La resa dei conti tra le due anime del partito, atteso sulla riforma del mercato del lavoro, non ci sarà. E dai veltroniani non arriverà la richiesta di un congresso entro la fine del 2012 per eleggere un nuovo segretario. Bersani può restare al suo posto. A condizione, però, che il candidato premier sia qualcun altro.

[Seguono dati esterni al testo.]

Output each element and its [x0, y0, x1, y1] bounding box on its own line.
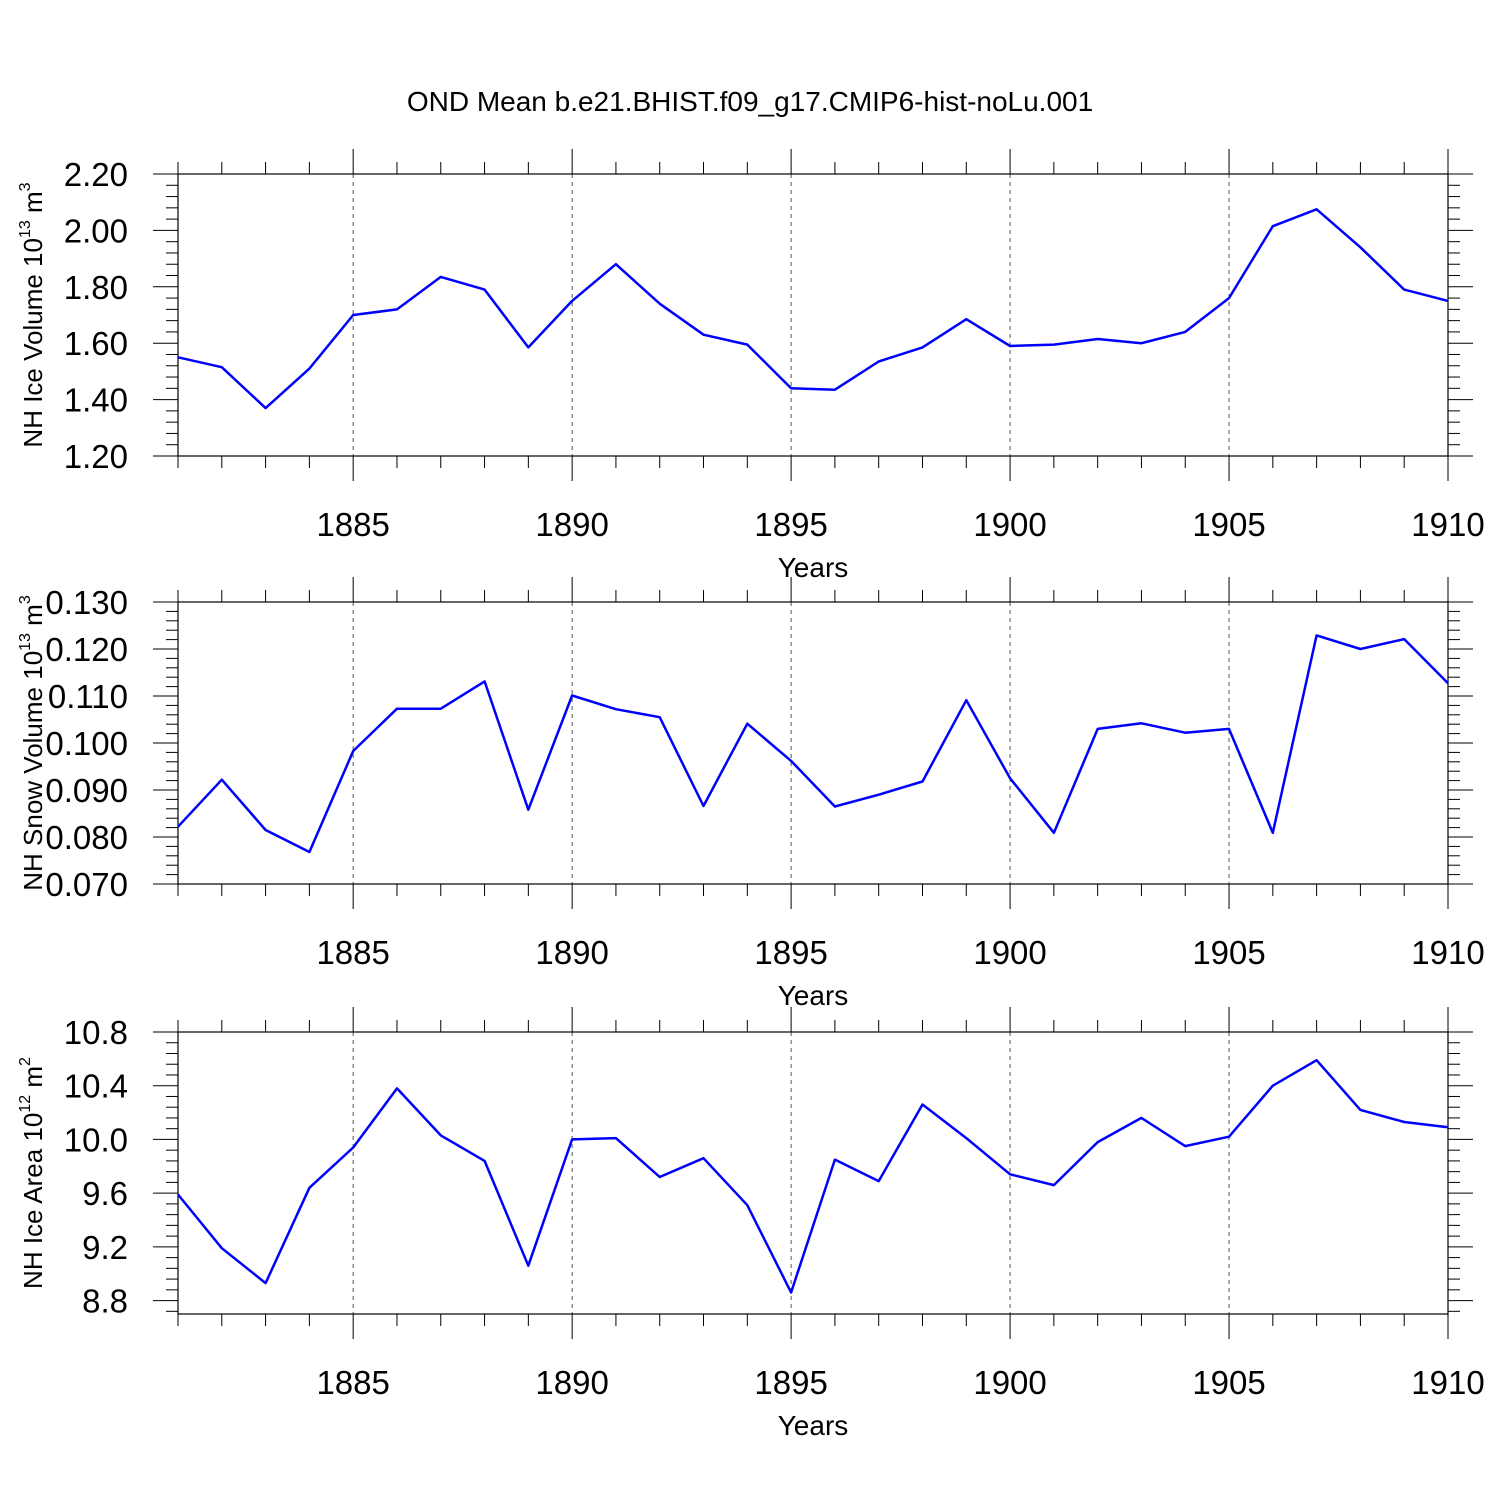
- chart-panel-1: 1.20 1.40 1.60 1.80 2.00 2.20 1885 1890 1895 1900…: [17, 149, 1485, 583]
- y-tick-label: 0.120: [45, 631, 128, 668]
- x-tick-label: 1885: [316, 934, 389, 971]
- chart-panel-3: 8.8 9.2 9.6 10.0 10.4 10.8 1885 1890 1895 1900 190…: [17, 1007, 1485, 1441]
- y-tick-label: 9.2: [82, 1229, 128, 1266]
- y-tick-label: 0.130: [45, 584, 128, 621]
- y-axis-label-unit: m: [18, 1066, 48, 1095]
- y-tick-label: 0.070: [45, 866, 128, 903]
- y-axis-label-text: NH Ice Area 10: [18, 1113, 48, 1289]
- x-axis-label: Years: [778, 980, 849, 1011]
- x-tick-label: 1890: [535, 1364, 608, 1401]
- y-axis-label-exponent: 13: [17, 633, 34, 651]
- x-tick-label: 1900: [973, 506, 1046, 543]
- x-tick-label: 1905: [1192, 506, 1265, 543]
- x-tick-label: 1895: [754, 1364, 827, 1401]
- y-axis-label-text: NH Ice Volume 10: [18, 238, 48, 448]
- y-tick-label: 1.40: [64, 382, 128, 419]
- y-axis-label-exponent: 12: [17, 1095, 34, 1113]
- y-tick-label: 0.090: [45, 772, 128, 809]
- x-tick-label: 1895: [754, 506, 827, 543]
- y-tick-label: 2.00: [64, 212, 128, 249]
- y-axis-label-unit-exponent: 3: [17, 182, 34, 191]
- y-axis-label-text: NH Snow Volume 10: [18, 651, 48, 891]
- x-tick-label: 1885: [316, 1364, 389, 1401]
- y-axis-label-unit-exponent: 2: [17, 1057, 34, 1066]
- y-axis-label-exponent: 13: [17, 220, 34, 238]
- y-tick-label: 1.20: [64, 438, 128, 475]
- y-tick-label: 10.8: [64, 1014, 128, 1051]
- series-line: [177, 208, 1449, 410]
- y-axis-label: NH Snow Volume 1013 m3: [17, 595, 48, 891]
- y-tick-label: 0.110: [48, 678, 128, 715]
- x-tick-label: 1910: [1411, 934, 1484, 971]
- x-tick-label: 1905: [1192, 1364, 1265, 1401]
- x-tick-label: 1895: [754, 934, 827, 971]
- y-axis-label-unit: m: [18, 604, 48, 633]
- x-tick-label: 1890: [535, 934, 608, 971]
- y-tick-label: 1.80: [64, 269, 128, 306]
- figure-title: OND Mean b.e21.BHIST.f09_g17.CMIP6-hist-…: [407, 86, 1093, 117]
- y-axis-label: NH Ice Area 1012 m2: [17, 1057, 48, 1289]
- chart-panel-2: 0.070 0.080 0.090 0.100 0.110 0.120 0.130 1885 1…: [17, 577, 1485, 1011]
- plot-frame: [177, 173, 1449, 457]
- series-line: [177, 634, 1449, 854]
- x-tick-label: 1885: [316, 506, 389, 543]
- y-tick-label: 0.100: [45, 725, 128, 762]
- x-tick-label: 1910: [1411, 1364, 1484, 1401]
- y-tick-label: 1.60: [64, 325, 128, 362]
- x-axis-label: Years: [778, 552, 849, 583]
- series-line: [177, 1058, 1449, 1294]
- y-tick-label: 10.0: [64, 1121, 128, 1158]
- y-tick-label: 2.20: [64, 156, 128, 193]
- x-tick-label: 1910: [1411, 506, 1484, 543]
- y-tick-label: 8.8: [82, 1283, 128, 1320]
- y-tick-label: 0.080: [45, 819, 128, 856]
- y-axis-label-unit-exponent: 3: [17, 595, 34, 604]
- x-axis-label: Years: [778, 1410, 849, 1441]
- y-tick-label: 10.4: [64, 1068, 128, 1105]
- y-tick-label: 9.6: [82, 1175, 128, 1212]
- x-tick-label: 1890: [535, 506, 608, 543]
- x-tick-label: 1900: [973, 934, 1046, 971]
- x-tick-label: 1905: [1192, 934, 1265, 971]
- plot-frame: [177, 1031, 1449, 1315]
- y-axis-label-unit: m: [18, 191, 48, 220]
- x-tick-label: 1900: [973, 1364, 1046, 1401]
- y-axis-label: NH Ice Volume 1013 m3: [17, 182, 48, 447]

Chi? Un acceso tifoso dell'esperimento Monti, come Veltroni, un feroce critico della foto di Vasto Bersani-Vendola-Di Pietro, un sostenitore da sempre dell'alleanza tra i riformisti e i moderati alla Casini. Insomma, per il 2013 in casa Pd si prepara la candidatura a premier di Enrico Letta. Piace a Veltroni e a D'Alema, è amico di Bersani, è stimato da Casini, è l'interlocutore privilegiato di Mario Monti e di Giorgio Napolitano.

E nelle ultime settimane è attivissimo: nell'elegante sede della sua associazione 360 in via del Tritone si sono fatti vedere Fedele Confalonieri e Valentino Parlato, in una serata di solidarietà con il "manifesto", gli storici di opposte provenienze culturali Miguel Gotor e Alessandro Campi, il vecchio Alfredo Reichlin.

E dopo le primarie di Palermo Letta è stato il primo a dichiarare sepolta l'alleanza a sinistra, scatenando le ire del bersaniano Fassina: "Un'uscita strumentale. Se si votasse oggi per la leadership nel Pd Bersani avrebbe più voti del 2009, anche senza l'appoggio di alcuni sostenitori di tre anni fa". Anche senza Enrico, dunque. Ma si sa, quando poi si va alla conta i numeri veri sono un'altra cosa. A Palermo e a Roma.